A general philosophical question about MacPorts

James Linder jam at tigger.ws
Wed Feb 20 23:56:58 UTC 2019



> On 20 Feb 2019, at 8:00 pm, macports-users-request at lists.macports.org wrote:
> 
>> So my philosophical question is “Why MacPorts these days?”
> 
> Because running the tools it provides in a VM is a grotesque waste of 
> RAM and disk space and puts a wall up between tools I want to use 
> occasionally and the UI where I prefer to work mostly.

Bill I disagree! What is a waste? I typically give my VMs 2G from a 32G pool. I run 2 or 3 VMs without noticeing. You *can* get apple ram from not-apple that is quite cheap.

> Also, on one old 1st generation Core Duo iMac, it helps me to build and 
> run a suite of server software and other key tools that can face the 
> Internet with reasonable safety

A couple of years ago one of the anti-virus companies offered $10 000 and a Sony Viao to the first person to hack their honeypot Windows, Max and Linux boxes.
The Windows reward was claimed within hours
The Mac was hacked in a week (a flaw in safari)
The linux prize is still unclaimed.
Detractors opined that ir was unkewl (sic) to hack linux.
Rubbish! It would be very kewl to be the one who found an exploitable flaw in linux.
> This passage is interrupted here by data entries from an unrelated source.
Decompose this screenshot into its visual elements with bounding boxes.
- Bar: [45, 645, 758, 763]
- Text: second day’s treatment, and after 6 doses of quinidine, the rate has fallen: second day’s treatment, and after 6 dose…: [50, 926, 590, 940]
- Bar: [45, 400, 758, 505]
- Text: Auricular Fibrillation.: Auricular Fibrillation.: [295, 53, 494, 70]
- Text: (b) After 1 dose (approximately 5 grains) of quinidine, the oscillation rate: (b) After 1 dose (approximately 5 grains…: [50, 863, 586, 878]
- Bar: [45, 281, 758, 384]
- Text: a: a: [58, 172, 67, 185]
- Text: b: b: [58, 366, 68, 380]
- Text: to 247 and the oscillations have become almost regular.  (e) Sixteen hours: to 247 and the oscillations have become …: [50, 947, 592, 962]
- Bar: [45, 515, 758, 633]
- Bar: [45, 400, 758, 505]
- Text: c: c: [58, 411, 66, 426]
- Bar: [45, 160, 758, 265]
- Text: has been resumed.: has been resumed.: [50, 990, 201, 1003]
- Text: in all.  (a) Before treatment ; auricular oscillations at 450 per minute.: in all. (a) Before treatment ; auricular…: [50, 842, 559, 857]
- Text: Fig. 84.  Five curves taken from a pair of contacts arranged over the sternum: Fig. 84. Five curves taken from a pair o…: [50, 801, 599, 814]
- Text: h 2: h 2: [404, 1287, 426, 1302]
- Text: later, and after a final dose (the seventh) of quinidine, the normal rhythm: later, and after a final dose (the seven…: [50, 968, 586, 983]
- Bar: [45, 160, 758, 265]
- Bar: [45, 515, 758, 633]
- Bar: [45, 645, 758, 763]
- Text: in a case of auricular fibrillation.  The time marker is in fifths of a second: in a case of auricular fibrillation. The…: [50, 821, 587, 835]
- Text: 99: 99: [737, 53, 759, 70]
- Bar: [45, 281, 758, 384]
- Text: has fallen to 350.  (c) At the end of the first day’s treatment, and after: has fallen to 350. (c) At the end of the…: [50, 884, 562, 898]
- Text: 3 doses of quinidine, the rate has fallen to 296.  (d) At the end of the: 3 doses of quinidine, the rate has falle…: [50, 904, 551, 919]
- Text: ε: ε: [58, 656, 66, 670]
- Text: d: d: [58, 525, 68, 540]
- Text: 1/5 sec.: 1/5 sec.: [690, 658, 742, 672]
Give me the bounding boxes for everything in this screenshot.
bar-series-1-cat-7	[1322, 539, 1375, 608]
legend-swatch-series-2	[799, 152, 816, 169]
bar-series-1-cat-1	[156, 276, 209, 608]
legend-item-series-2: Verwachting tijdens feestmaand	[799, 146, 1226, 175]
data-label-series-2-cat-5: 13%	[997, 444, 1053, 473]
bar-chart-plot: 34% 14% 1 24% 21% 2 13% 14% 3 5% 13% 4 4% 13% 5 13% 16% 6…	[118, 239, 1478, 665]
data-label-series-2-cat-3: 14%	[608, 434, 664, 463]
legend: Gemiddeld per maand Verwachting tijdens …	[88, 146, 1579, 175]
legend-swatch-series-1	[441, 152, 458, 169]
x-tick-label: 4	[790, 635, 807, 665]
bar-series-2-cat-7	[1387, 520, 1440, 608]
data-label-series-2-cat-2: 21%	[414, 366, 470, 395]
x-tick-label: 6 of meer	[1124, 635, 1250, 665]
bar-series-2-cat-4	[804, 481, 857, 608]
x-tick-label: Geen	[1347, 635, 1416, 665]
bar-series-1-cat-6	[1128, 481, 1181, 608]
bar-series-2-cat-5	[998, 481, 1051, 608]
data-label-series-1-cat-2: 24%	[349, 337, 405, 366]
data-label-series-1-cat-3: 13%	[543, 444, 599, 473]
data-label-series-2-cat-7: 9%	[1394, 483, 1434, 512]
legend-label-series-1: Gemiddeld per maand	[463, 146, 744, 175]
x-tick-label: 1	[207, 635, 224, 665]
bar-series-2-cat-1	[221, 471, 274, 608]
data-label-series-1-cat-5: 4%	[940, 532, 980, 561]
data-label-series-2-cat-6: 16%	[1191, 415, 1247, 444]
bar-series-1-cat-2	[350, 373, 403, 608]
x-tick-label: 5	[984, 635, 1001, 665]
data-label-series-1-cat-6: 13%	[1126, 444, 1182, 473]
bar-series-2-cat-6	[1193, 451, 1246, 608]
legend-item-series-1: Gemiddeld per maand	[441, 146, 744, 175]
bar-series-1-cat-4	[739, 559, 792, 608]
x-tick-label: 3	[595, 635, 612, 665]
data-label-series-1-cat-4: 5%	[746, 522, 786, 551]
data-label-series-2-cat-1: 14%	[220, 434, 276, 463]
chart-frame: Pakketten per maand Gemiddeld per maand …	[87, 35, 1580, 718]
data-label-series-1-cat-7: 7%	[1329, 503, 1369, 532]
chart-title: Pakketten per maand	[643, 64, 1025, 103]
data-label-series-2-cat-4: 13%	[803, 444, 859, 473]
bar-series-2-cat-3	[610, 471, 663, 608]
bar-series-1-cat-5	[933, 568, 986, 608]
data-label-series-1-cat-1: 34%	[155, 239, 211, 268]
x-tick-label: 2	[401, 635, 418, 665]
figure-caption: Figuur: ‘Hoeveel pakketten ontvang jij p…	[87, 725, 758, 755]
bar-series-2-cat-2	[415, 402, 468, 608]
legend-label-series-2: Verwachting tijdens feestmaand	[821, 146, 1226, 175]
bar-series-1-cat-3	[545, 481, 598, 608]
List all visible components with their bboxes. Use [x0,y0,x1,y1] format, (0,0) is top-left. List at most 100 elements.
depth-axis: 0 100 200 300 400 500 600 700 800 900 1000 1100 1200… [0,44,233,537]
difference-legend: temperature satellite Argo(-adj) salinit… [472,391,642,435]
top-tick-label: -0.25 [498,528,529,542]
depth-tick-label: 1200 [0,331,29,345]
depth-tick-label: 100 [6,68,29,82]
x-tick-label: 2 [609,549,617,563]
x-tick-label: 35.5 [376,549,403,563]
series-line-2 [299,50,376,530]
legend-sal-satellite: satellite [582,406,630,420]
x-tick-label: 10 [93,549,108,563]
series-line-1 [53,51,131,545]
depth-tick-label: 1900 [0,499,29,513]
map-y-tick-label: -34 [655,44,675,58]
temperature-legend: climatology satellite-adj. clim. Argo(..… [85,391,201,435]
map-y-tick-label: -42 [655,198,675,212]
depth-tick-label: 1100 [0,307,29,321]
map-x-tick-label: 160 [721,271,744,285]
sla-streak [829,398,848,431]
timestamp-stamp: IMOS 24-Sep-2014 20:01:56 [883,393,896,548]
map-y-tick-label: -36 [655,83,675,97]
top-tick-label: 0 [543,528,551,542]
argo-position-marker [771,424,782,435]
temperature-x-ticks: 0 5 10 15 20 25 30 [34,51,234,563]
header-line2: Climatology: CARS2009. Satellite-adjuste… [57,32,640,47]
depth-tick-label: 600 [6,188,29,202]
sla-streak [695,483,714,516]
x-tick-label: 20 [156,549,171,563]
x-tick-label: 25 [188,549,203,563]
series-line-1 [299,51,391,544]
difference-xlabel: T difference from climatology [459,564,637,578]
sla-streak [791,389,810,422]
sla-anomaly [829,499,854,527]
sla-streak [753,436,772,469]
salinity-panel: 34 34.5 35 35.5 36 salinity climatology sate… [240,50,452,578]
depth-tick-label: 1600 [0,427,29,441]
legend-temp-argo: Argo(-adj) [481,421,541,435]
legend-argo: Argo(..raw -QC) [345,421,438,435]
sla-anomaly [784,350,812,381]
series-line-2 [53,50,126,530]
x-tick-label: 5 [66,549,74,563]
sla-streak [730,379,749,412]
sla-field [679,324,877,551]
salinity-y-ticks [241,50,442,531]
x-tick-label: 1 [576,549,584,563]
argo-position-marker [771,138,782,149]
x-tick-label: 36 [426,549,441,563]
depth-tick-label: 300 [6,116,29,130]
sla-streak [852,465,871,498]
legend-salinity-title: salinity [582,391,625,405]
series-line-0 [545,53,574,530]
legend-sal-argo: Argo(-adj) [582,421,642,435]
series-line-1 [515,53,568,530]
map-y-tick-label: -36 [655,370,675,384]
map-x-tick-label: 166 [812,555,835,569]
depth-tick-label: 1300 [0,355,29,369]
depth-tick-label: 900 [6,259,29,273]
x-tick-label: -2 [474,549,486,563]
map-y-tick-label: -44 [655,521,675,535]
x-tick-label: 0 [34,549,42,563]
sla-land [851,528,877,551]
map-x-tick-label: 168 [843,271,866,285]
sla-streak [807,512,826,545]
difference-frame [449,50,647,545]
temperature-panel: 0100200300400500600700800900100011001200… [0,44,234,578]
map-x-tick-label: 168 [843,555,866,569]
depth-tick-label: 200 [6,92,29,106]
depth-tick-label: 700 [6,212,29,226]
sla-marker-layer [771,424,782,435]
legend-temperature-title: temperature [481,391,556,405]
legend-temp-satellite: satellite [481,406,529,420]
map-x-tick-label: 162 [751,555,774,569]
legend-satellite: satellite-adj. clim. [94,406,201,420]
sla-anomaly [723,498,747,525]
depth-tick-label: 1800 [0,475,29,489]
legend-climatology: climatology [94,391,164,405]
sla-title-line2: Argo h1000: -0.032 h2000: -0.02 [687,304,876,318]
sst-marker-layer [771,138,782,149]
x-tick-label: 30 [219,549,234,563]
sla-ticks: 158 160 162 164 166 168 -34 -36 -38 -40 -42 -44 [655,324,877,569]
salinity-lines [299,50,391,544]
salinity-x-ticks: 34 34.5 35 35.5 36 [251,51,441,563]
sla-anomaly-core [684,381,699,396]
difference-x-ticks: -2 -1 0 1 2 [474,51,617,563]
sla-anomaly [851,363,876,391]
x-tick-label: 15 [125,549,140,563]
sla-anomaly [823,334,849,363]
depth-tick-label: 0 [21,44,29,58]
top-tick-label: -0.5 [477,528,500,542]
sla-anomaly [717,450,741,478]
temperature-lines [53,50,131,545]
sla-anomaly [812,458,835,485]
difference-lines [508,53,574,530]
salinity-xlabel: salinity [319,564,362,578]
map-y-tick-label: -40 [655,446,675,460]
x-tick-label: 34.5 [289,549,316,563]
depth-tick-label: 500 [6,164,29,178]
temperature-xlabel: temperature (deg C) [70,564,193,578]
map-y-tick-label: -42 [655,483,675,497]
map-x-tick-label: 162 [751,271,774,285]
Yesterday News: Canberra parliment in massive hack. Makes you wonder.

> and an attack surface that doesn't quite 
> look like any other machine while seeming irresistible to a certain 
> class of miscreants. I have a professional interest in the unique 
> behavioral intelligence I get from that machine that I cannot get 
> anywhere else. It would be a serious chore to maintain that host as 
> 'live bait' without MacPorts and I hate the idea of just discarding a 
> machine that would otherwise have no practical use.

I guess the subject is dear to my heart that explains me waxing (so) lyrical.